In May 2021, Google is rolling out the Page Experience ranking signal. It combines the existing mobile-friendly, safe-browsing, https, and intrusive interstitials signals with the new Core Web Vitals (CWV) signal that includes:
- Largest Contentful Paint.
- First Input Delay.
- Cumulative Layout Shift (a form page speed metric).
The Page Experience signal is a milestone in Google’s journey toward improved experiences for its search users. The journey started around 12 or 13 years ago when so-called content farms began performing very well in Google search results. These content farms surrounded a small amount of highly query-specific content with ads, affiliate links, and navigational links to other heavily monetized brief-content pages on the site.
Google’s search algorithm faced a new challenge as a result. Traditionally, Google’s main goal was fending off spam techniques, such as buying links to manipulate PageRank scores or stuffing pages with visible or invisible keywords to appear more relevant to a search query. The user experience on landing pages was less of a concern.
At the time, pages plastered with monetization that over-shadowed the supposed main content wasn’t the only worry—hacked pages were also showing up high in search results. Below is a 2010 screengrab of a search result for the query [buy windows 7], where the third result on page one is a blatantly hacked page. This was not an uncommon sight in Google search results.
Users’ negative response to the rise of content farms and other tactics taking advantage of Google’s algorithm prompted Google to evaluate the query relevance of its results and the quality of the pages linked to in the results. According to Google engineer Paul Haahr, this was caused by Google’s self-evaluation query-relevance scores getting better, even as users increasingly complained about the quality of the search results.
The first major shakeup by Google was the 2011 Panda update followed by the 2012 Penguin update and a new algorithm to combat too many ads above the fold. In 2014, to safeguard user experience against content injection, secure requests using HTTPS became a ranking signal.
In 2015, Google added mobile-friendliness as a ranking factor in response to a growth in mobile traffic. That same year, it also announced its support for Accelerated Mobile Pages (AMP). AMP addressed three common problems on nominally mobile-friendly websites:
- Layout stability
- The time it takes for a page to respond to user input.
In February 2016, Google introduced AMP in mobile search results with the Top Stories feature. Today, AMP pages are common in traditional organic search results.

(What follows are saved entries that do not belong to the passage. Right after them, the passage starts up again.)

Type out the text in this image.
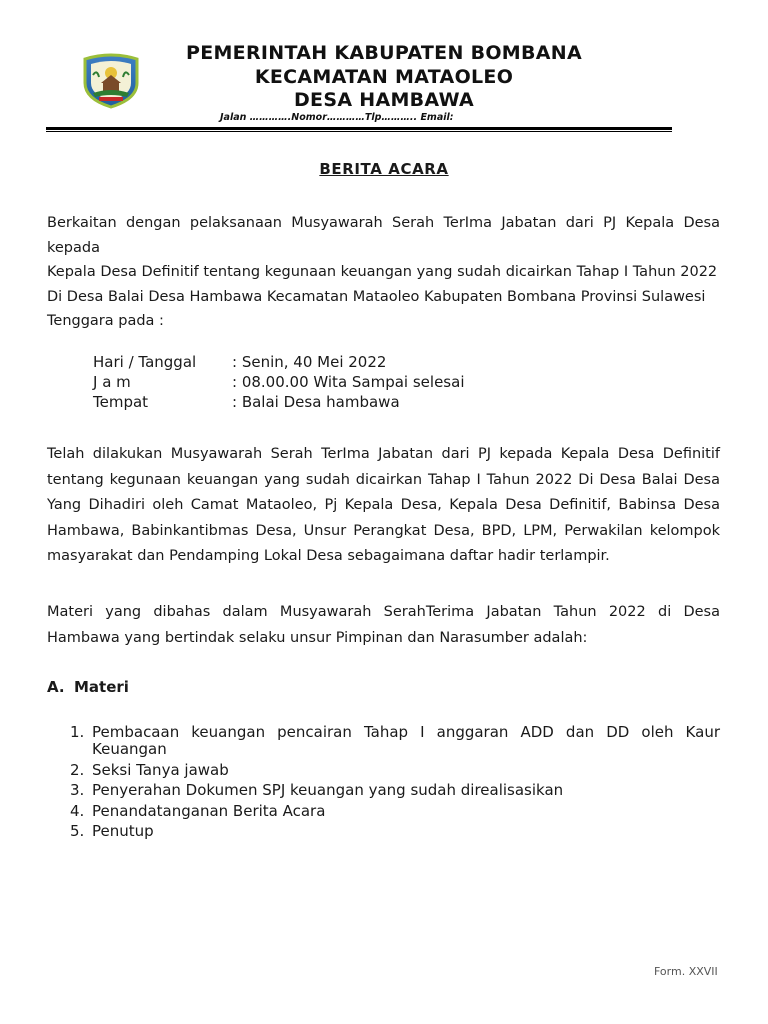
PEMERINTAH KABUPATEN BOMBANA
KECAMATAN MATAOLEO
DESA HAMBAWA
Jalan ………….Nomor…………Tlp……….. Email:
BERITA ACARA
Berkaitan dengan pelaksanaan Musyawarah Serah TerIma Jabatan dari PJ Kepala Desa kepada
Kepala Desa Definitif tentang kegunaan keuangan yang sudah dicairkan Tahap I Tahun 2022
Di Desa Balai Desa Hambawa Kecamatan Mataoleo Kabupaten Bombana Provinsi Sulawesi
Tenggara pada :
Hari / Tanggal	: Senin, 40 Mei 2022
J a m	: 08.00.00 Wita Sampai selesai
Tempat	: Balai Desa hambawa
Telah dilakukan Musyawarah Serah TerIma Jabatan dari PJ kepada Kepala Desa Definitif tentang kegunaan keuangan yang sudah dicairkan Tahap I Tahun 2022 Di Desa Balai Desa Yang Dihadiri oleh Camat Mataoleo, Pj Kepala Desa, Kepala Desa Definitif, Babinsa Desa Hambawa, Babinkantibmas Desa, Unsur Perangkat Desa, BPD, LPM, Perwakilan kelompok masyarakat dan Pendamping Lokal Desa sebagaimana daftar hadir terlampir.
Materi yang dibahas dalam Musyawarah SerahTerima Jabatan Tahun 2022 di Desa Hambawa yang bertindak selaku unsur Pimpinan dan Narasumber adalah:
A. Materi
1. Pembacaan keuangan pencairan Tahap I anggaran ADD dan DD oleh Kaur Keuangan
2. Seksi Tanya jawab
3. Penyerahan Dokumen SPJ keuangan yang sudah direalisasikan
4. Penandatanganan Berita Acara
5. Penutup
Form. XXVII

As CWV becomes a ranking signal through Page Experience, Google is opening up the Top Stories carousel typically reserved for AMP pages on mobile. (Exceptions include stories that were added in response to the COVID-19 pandemic.) I don’t think it’s a stretch to say that Google wants web pages to behave like AMP pages, where defined content boxes enable browsers to render without causing content to move around before the user’s eyes.

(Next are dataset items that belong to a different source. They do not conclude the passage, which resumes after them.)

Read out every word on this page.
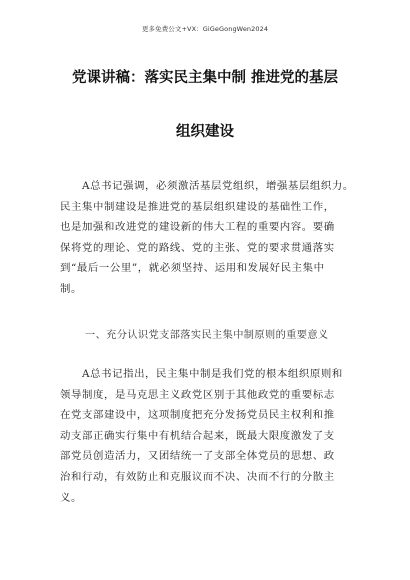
更多免费公文+VX：GiGeGongWen2024
党课讲稿：落实民主集中制 推进党的基层
组织建设
A总书记强调，必须激活基层党组织，增强基层组织力。
民主集中制建设是推进党的基层组织建设的基础性工作，
也是加强和改进党的建设新的伟大工程的重要内容。要确
保将党的理论、党的路线、党的主张、党的要求贯通落实
到“最后一公里”，就必须坚持、运用和发展好民主集中
制。
一、充分认识党支部落实民主集中制原则的重要意义
A总书记指出，民主集中制是我们党的根本组织原则和
领导制度，是马克思主义政党区别于其他政党的重要标志
在党支部建设中，这项制度把充分发扬党员民主权利和推
动支部正确实行集中有机结合起来，既最大限度激发了支
部党员创造活力，又团结统一了支部全体党员的思想、政
治和行动，有效防止和克服议而不决、决而不行的分散主
义。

While the Page Experience signal isn’t likely to be an important ranking factor compared to other quality factors or query relevance, it is likely to become table stakes because:
- It is a known ranking signal that website publishers have control over.
- In many verticals, competition on page one is so fierce that ignoring a known ranking signal isn’t advisable.
However, the Page Experience signal could become an important inclusion signal. For example, to be included in Top Stories or the Discover feed, the page must have strong CWV. From a presentation standpoint, pages that pass muster with the Page Experience signal may be rewarded with a Page Experience icon in the search results, similar to the icon that Google uses for AMP pages.
The Page Experience Signal was a long time coming. It’s an important part of Google’s battle to preserve the viability of the mobile web despite native apps.